Anche le immagini hanno avuto una posizione chiave tra i diversi speech del Google I/O. In particolare, si è parlato di Foto di Google, applicazione che a oggi vanta 500 milioni di utenti. Il segreto del suo successo sta nell’utilizzo dell’apprendimento automatico per ordinare le immagini e comprendere qual è il loro soggetto. Il prossimo passo che l’app compirà sarà quello di aiutare a condividere le foto più facilmente: utilizzando il riconoscimento facciale, Google Foto metterà a fuoco un soggetto e suggerirà automaticamente di inviare quell’immagine all’interessato o a un gruppo di utenti. Verrà introdotta anche la possibilità di condividere le librerie: riconoscendo i volti, il software creerà un album dedicato. Google assicura che non ci sarà alcuna condivisione inaspettata di immagini che si desidera rimangano segrete. Infine, utilizzando l’apprendimento automatico e l’applicazione AI, Foto di Google rimuoverà anche gli oggetti indesiderati dalle immagini.

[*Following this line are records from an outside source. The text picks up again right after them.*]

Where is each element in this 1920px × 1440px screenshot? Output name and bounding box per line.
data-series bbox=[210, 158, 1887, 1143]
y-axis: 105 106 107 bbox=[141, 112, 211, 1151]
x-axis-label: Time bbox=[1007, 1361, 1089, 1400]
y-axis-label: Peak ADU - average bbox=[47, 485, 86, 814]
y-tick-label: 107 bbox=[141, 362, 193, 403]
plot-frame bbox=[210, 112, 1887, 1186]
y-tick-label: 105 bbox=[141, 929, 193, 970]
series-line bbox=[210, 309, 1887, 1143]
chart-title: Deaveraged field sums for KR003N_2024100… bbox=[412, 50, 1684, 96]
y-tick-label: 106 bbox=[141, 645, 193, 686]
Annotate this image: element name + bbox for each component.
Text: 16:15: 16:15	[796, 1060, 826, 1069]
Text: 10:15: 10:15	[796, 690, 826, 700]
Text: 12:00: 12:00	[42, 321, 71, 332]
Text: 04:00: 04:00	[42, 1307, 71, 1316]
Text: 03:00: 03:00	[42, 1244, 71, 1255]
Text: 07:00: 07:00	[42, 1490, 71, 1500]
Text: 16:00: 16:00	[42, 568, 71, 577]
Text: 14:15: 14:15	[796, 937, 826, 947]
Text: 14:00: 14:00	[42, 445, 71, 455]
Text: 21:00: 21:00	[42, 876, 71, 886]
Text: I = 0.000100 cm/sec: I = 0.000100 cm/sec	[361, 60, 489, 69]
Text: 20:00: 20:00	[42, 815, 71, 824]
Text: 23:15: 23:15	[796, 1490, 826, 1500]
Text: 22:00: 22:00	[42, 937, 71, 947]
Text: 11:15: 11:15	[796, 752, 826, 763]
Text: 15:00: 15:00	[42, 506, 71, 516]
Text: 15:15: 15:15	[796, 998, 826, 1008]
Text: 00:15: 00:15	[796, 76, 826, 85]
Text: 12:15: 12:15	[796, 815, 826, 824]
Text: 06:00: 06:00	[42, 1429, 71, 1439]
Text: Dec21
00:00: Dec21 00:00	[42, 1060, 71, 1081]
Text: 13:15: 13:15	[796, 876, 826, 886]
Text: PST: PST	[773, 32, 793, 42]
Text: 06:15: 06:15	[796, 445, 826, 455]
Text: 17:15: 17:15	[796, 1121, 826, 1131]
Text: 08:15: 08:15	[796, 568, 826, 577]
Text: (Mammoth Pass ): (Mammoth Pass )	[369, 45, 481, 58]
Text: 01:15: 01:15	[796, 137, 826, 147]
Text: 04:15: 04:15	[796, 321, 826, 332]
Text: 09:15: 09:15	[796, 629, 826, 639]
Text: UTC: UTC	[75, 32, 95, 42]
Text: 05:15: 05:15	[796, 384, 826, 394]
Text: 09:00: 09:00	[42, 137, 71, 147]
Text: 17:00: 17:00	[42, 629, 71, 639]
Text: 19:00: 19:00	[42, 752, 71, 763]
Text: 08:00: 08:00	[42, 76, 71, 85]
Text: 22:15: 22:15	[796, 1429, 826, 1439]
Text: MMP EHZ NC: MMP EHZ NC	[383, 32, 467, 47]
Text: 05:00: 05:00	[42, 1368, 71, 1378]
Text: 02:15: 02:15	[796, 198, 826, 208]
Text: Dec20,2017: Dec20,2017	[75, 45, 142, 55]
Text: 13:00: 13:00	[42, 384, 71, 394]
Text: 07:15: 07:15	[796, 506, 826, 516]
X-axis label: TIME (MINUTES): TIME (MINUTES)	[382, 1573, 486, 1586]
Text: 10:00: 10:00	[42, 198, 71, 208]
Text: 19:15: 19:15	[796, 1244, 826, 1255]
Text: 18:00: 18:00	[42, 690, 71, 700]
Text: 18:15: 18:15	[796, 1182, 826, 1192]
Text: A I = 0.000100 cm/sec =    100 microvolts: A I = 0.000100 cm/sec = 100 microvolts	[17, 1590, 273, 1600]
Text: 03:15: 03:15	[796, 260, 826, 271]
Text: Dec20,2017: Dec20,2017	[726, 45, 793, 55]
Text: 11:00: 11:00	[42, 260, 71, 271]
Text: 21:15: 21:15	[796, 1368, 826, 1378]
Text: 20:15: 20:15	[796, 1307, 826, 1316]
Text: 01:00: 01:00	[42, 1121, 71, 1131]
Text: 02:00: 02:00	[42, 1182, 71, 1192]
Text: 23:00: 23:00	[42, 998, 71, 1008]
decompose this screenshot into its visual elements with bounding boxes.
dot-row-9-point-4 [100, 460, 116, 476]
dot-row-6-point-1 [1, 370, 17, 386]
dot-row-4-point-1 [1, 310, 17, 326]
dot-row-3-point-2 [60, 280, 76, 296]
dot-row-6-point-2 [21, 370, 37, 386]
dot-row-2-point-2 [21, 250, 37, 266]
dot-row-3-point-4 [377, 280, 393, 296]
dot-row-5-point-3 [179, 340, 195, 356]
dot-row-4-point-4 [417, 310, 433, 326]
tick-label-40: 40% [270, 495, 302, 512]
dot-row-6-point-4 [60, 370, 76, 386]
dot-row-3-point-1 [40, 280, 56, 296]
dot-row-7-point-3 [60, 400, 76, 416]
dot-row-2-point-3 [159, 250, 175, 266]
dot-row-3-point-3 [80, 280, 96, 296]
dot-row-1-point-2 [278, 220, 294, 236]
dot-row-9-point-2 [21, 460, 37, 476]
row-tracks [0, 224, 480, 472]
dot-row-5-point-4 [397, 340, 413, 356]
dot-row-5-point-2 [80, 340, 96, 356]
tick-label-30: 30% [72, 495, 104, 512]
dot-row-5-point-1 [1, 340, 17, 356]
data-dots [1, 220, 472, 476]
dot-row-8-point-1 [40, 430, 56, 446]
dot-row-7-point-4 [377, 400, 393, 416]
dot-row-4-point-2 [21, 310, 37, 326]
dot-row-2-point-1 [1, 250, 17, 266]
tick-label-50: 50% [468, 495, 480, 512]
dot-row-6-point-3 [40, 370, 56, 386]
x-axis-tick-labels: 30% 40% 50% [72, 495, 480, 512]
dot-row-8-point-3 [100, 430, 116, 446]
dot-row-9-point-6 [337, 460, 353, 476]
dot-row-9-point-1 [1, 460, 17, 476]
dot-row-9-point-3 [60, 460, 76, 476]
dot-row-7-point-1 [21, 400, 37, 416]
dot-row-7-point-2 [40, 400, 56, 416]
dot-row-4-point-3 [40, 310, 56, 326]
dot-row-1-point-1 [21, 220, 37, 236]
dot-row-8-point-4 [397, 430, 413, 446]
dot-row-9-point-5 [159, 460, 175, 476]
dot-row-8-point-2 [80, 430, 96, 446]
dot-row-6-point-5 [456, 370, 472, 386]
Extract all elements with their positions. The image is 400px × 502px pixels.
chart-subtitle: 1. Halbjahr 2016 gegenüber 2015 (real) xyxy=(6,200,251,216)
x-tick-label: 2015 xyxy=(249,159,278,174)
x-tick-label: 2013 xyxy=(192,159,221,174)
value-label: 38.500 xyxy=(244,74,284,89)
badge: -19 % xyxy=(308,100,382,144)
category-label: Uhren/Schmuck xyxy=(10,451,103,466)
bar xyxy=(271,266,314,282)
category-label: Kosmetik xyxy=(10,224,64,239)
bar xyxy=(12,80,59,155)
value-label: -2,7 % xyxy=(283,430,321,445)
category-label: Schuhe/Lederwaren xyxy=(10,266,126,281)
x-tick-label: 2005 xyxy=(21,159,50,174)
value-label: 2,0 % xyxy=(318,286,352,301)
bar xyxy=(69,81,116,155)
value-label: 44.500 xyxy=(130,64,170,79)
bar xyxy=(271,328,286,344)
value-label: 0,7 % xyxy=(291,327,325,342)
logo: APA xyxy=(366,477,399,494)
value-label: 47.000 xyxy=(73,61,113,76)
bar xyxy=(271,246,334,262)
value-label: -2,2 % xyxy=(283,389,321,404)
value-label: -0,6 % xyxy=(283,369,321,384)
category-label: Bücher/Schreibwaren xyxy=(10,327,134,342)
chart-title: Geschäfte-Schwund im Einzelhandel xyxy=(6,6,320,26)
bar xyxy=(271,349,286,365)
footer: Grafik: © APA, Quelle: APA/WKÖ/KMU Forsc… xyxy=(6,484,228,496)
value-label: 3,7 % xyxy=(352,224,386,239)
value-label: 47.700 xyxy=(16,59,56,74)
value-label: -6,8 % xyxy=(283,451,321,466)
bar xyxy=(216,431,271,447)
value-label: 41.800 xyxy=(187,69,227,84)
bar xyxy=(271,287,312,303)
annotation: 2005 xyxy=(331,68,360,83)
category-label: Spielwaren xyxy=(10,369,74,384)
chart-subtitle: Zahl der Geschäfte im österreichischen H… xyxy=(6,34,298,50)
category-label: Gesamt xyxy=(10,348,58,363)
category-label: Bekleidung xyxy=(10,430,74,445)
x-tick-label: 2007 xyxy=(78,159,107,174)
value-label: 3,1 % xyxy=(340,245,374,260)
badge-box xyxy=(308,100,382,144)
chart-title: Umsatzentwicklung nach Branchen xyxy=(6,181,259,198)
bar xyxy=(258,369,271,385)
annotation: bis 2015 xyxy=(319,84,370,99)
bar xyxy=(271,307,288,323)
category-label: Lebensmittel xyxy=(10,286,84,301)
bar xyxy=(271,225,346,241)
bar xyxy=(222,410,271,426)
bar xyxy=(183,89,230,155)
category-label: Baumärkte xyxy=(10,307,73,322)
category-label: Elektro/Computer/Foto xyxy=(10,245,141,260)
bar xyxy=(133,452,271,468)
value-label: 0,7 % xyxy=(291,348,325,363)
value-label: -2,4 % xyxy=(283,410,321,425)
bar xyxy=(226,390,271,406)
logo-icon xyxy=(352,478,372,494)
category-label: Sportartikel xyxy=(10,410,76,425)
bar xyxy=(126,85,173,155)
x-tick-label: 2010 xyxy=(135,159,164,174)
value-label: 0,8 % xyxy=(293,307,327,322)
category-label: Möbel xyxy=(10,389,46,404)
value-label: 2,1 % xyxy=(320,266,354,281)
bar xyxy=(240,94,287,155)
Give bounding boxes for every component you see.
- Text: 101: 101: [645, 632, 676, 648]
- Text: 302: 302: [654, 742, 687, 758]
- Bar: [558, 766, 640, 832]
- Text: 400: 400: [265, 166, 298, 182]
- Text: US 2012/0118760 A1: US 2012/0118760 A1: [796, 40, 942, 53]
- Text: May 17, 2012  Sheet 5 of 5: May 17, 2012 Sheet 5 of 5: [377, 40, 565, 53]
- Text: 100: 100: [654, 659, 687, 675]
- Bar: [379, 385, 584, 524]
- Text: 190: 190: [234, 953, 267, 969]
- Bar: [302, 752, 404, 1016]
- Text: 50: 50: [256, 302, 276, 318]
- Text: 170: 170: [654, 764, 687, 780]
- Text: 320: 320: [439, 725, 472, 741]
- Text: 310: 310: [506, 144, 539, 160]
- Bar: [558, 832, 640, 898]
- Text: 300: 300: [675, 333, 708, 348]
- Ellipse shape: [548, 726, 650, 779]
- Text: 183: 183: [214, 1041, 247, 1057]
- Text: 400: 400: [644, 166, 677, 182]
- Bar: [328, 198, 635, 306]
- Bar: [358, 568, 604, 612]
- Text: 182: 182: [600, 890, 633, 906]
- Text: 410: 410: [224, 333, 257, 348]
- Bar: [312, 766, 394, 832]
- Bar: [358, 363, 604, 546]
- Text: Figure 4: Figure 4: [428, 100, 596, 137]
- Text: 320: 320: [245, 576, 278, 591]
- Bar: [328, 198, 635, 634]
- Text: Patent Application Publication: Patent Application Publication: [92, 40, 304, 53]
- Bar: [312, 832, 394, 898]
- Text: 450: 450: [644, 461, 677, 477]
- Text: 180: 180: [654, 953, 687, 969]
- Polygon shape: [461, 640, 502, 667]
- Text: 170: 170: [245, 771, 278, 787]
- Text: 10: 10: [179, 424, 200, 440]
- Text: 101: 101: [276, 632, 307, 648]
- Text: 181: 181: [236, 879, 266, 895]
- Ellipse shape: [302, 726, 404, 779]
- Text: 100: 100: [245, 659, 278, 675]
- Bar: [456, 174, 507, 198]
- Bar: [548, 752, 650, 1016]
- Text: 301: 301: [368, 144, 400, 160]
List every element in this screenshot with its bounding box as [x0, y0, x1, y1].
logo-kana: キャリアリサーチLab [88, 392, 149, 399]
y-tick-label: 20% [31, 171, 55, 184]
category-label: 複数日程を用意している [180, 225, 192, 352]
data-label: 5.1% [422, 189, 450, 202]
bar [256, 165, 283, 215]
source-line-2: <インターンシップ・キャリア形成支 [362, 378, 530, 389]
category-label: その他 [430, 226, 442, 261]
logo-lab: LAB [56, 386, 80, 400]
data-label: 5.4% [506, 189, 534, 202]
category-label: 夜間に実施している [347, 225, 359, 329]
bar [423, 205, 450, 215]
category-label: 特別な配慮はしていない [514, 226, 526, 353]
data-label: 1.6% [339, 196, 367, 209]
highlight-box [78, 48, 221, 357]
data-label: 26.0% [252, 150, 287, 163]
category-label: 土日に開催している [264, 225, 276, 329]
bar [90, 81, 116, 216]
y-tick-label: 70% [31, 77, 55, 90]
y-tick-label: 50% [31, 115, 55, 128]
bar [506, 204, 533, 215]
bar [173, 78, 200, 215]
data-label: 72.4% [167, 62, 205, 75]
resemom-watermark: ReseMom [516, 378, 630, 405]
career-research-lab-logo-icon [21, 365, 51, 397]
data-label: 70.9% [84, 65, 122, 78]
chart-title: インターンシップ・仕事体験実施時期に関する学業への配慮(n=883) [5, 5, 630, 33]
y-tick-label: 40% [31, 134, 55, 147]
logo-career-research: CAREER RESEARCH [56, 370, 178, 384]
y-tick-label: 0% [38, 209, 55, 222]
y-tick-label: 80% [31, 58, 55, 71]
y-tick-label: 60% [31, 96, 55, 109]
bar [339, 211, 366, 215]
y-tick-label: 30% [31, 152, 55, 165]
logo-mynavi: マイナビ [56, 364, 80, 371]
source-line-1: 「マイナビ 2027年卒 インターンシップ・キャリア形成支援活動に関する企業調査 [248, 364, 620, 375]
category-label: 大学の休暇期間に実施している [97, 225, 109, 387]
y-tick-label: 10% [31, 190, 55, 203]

#5 VPS: sistema di posizionamento visuale

Chi di noi non utilizza almeno una volta al giorno o non ha una certa familiarità con il GPS? Il sistema di posizionamento globale fa ormai parte della vita di tutti i giorni ma la tecnologia ha ancora delle mancanze in termini di precisione. Google ha la soluzione e l’ha presentata a Google I/O: si chiama Visual Positioning System (VPS) ed è in grado di sopperire alla mancanza di imprecisione del GPS. Come? Utilizzando una tecnologia di visualizzazione 3D (Tango), VPS cerca oggetti riconoscibili intorno al dispositivo, esamina e individua dove ci si trova esattamente, con una precisione di pochi centimetri.
Questa tecnologia estremamente precisa e accurata nella localizzazione è utilizzabile solo da smartphone che dispongono della tecnologia Tango, un problema – come evidenziato dallo stesso Clay Bavor, a capo della realtà virtuale di Google – visto che pochi dispositivi sono abilitati in questo senso.